Postreplicative mismatch repair (MMR) is a cellular system involved in the recognition and correction of DNA polymerase errors that escape detection in proofreading. Of the various mismatched bases, T:G pairing in DNA is one of the more common mutations leading to the formation of tumors in humans. In addition, the absence of the MMR system can generate resistance to several chemotherapeutic agents, particularly DNA-damaging substances. The main purpose of this study was the setup and validation of an electrospray ionization (ESI) mass spectrometry method for the identification of small molecules that are able to recognize T:G mismatches in DNA targets. These findings could be useful for the discovery of new antitumor drugs. The analytical method is based on the ability of electrospray to preserve the noncovalent adducts present in solution and transfer them to the gas phase. Lexitropsin derivatives (polyimidazole compounds) have been previously described as selective for T:G mismatch binding by NMR and ITC studies. We synthesized and tested various polyimidazole derivatives, one of which in particular (NMS-057) showed a higher affinity for an oligonucleotide DNA sequence containing a T:G mismatched base pair.
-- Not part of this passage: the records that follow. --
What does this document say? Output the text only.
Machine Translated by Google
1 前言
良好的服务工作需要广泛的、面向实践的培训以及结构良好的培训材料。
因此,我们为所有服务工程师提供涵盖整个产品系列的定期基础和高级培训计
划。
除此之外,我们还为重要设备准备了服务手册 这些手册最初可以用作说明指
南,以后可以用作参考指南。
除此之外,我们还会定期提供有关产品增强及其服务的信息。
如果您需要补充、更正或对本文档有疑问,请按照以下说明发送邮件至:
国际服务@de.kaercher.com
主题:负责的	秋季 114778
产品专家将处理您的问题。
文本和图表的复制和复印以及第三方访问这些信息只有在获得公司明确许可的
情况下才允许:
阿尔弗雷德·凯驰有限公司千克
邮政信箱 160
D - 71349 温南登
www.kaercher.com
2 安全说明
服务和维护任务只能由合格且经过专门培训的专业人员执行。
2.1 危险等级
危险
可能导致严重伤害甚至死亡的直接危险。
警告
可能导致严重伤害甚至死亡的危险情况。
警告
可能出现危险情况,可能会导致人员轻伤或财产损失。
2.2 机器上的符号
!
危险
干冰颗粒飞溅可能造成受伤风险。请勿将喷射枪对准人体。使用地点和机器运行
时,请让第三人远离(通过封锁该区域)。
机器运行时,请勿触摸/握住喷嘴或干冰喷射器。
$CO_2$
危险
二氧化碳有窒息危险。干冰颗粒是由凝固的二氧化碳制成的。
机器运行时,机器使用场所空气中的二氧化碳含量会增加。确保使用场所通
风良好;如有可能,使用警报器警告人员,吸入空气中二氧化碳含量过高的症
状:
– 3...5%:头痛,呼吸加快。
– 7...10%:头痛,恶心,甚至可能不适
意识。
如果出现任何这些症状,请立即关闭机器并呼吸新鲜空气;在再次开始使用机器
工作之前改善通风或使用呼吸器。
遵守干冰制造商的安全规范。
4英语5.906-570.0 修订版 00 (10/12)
To rationalize these findings, molecular docking studies were performed using available NMR structures. Moreover, ESI-MS experiments, performed on an orbitrap mass spectrometer, highlighted the formation of heterodimeric complexes between DNA sequences, distamycin A, and polyimidazole compounds. Our results confirm that this ESI method could be a valuable tool for the identification of new molecules able to specifically recognize T:G mismatched base pairs.